IMF chief warns global economic growth to be weaker than anticipated
Big News Network.com Tuesday 1st September, 2015
"Overall, we expect global growth to remain moderate and likely weaker than we anticipated last July. This reflects two forces: a weaker than expected recovery in advanced economies, and a further slowdown in emerging economies, especially in Latin America," IMF chief Christine Lagarde said in a speech at the University of Indonesia.
"Asia as a region is still expected to lead global growth. But even here, the pace is turning out slower than expected with the risk that it may slow even further given the recent spike in global risk aversion and financial market volatility," she said.
The IMF cut its global economic forecasts in July to a growth of 3.3 percent in 2015, down from 3.4 percent in 2014. The projection compares with a 3.5 percent forecast made by the IMF back in April this year and 3.4 percent in July 2014. The next global health report is expected in October.
Besides the slowdown in pace of growth in developing economies, Largarde said there are other contributing factors for the lower growth projection including lower commodity prices which is going to adversely impact several developing economies.
"Commodity prices have come off their peak, and this decline is projected to persist," said the IMF chief, who is visiting Indonesia for the first time in three years. She warned that the trend is likely to see weaker demand for goods from emerging economies like Indonesia that "for some time to come".
"There is yet a third shiftunfolding in advanced economies. There are signs that the recovery is firming up in the United States, advancing the prospects of interest rate lift off. This could pose a risk for emerging economies, including Indonesia, in the form of weaker capital flows, higher interest rates, and financial volatility," Lagarde stated.
The changed outlook by IMF follows a sharp sell-off in China's stock market amid waning confidence about the country's economic outlook.
The IMF managing director sought to play down fears that China's authorities are out of policy moves to shore up their slowing economy while warning emerging economies like Indonesia to "be vigilant for spillovers" from China's slowdown.

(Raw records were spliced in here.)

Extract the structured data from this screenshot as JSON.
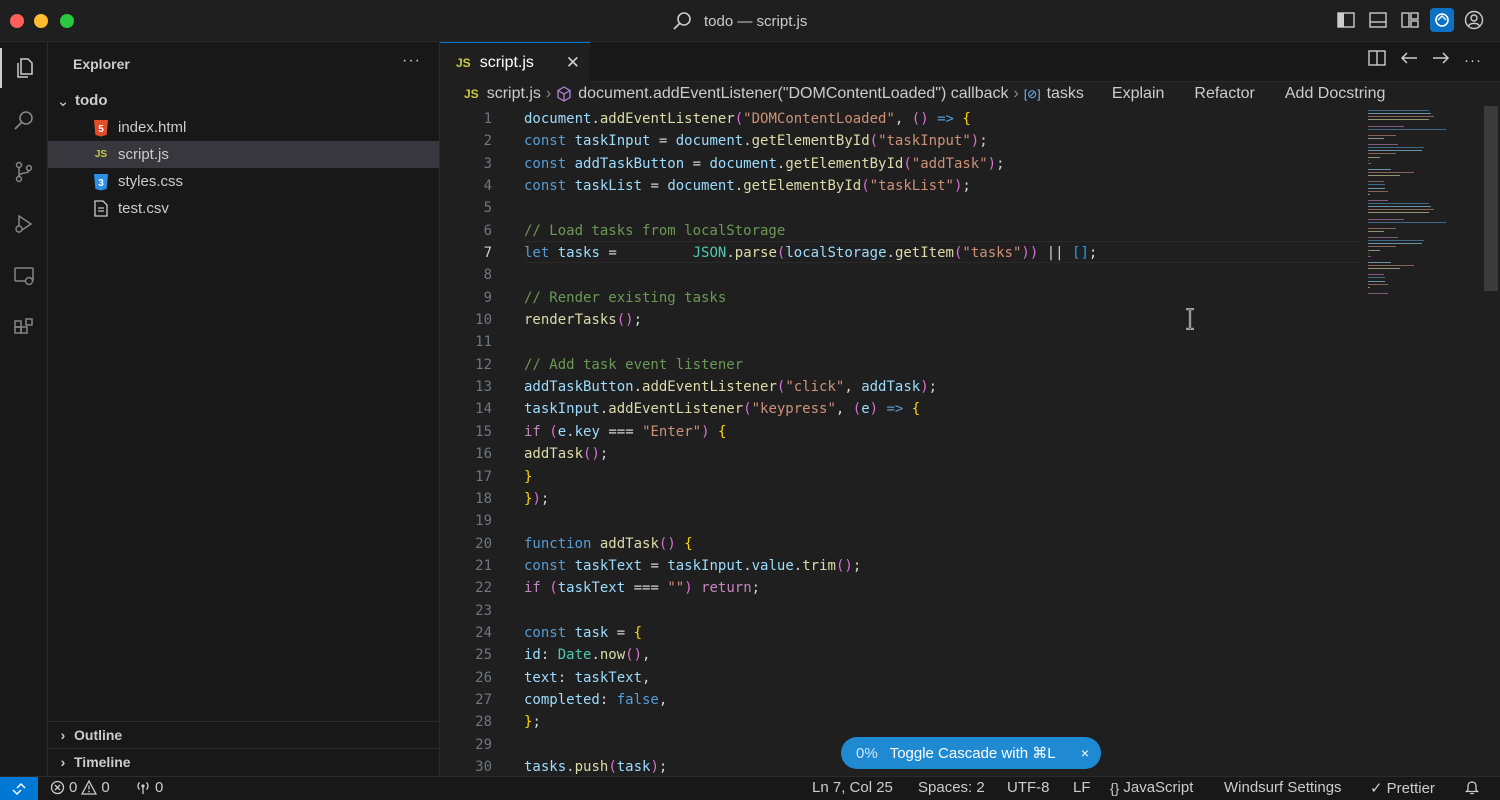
{
  "window": {
    "title": "todo — script.js"
  },
  "sidebar": {
    "header": "Explorer",
    "more": "···",
    "folder": "todo",
    "files": [
      {
        "name": "index.html",
        "icon": "html5-file-icon",
        "selected": false
      },
      {
        "name": "script.js",
        "icon": "js-file-icon",
        "selected": true
      },
      {
        "name": "styles.css",
        "icon": "css3-file-icon",
        "selected": false
      },
      {
        "name": "test.csv",
        "icon": "csv-file-icon",
        "selected": false
      }
    ],
    "outline_label": "Outline",
    "timeline_label": "Timeline"
  },
  "editor": {
    "tab": {
      "icon_text": "JS",
      "label": "script.js",
      "close": "✕"
    },
    "breadcrumbs": {
      "file": "script.js",
      "callback": "document.addEventListener(\"DOMContentLoaded\") callback",
      "symbol": "tasks",
      "actions": [
        "Explain",
        "Refactor",
        "Add Docstring"
      ]
    },
    "current_line": 7,
    "line_numbers": [
      "1",
      "2",
      "3",
      "4",
      "5",
      "6",
      "7",
      "8",
      "9",
      "10",
      "11",
      "12",
      "13",
      "14",
      "15",
      "16",
      "17",
      "18",
      "19",
      "20",
      "21",
      "22",
      "23",
      "24",
      "25",
      "26",
      "27",
      "28",
      "29",
      "30"
    ],
    "code_lines": [
      "document.addEventListener(\"DOMContentLoaded\", () => {",
      "const taskInput = document.getElementById(\"taskInput\");",
      "const addTaskButton = document.getElementById(\"addTask\");",
      "const taskList = document.getElementById(\"taskList\");",
      "",
      "// Load tasks from localStorage",
      "let tasks =         JSON.parse(localStorage.getItem(\"tasks\")) || [];",
      "",
      "// Render existing tasks",
      "renderTasks();",
      "",
      "// Add task event listener",
      "addTaskButton.addEventListener(\"click\", addTask);",
      "taskInput.addEventListener(\"keypress\", (e) => {",
      "if (e.key === \"Enter\") {",
      "addTask();",
      "}",
      "});",
      "",
      "function addTask() {",
      "const taskText = taskInput.value.trim();",
      "if (taskText === \"\") return;",
      "",
      "const task = {",
      "id: Date.now(),",
      "text: taskText,",
      "completed: false,",
      "};",
      "",
      "tasks.push(task);"
    ]
  },
  "cascade_toast": {
    "percent": "0%",
    "label": "Toggle Cascade with ⌘L",
    "close": "×"
  },
  "statusbar": {
    "errors": "0",
    "warnings": "0",
    "ports": "0",
    "position": "Ln 7, Col 25",
    "spaces": "Spaces: 2",
    "encoding": "UTF-8",
    "eol": "LF",
    "language": "JavaScript",
    "settings": "Windsurf Settings",
    "formatter": "Prettier"
  },
  "colors": {
    "accent": "#0078d4",
    "toast": "#1f8ad2",
    "background": "#1f1f1f"
  }
}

"As the Chinese economy is adjusting to a new growth model, growth is slowingbut not sharply, and not unexpectedly. The transition to a more market-based economy and the unwinding of risks built up in recent years is complex and could well be somewhat bumpy. That said, the authorities have the policy tools and financial buffers to manage this transition," Lagarde stated.
Fears of a slowing Chinese economy impacting neighbouring countries have led to a sharp weakening of their currencies. Lagarde sought to reassure Indonesia, Southeast Asia's largest economy, that it had the "right tools to actually react" to the global volatility.
"You have very sound public finances with overall government debt in the range of twentyish percent relative to GDP, you have a relatively small deficit," she said, ahead of her meeting with Indonesian President Joko Widodo.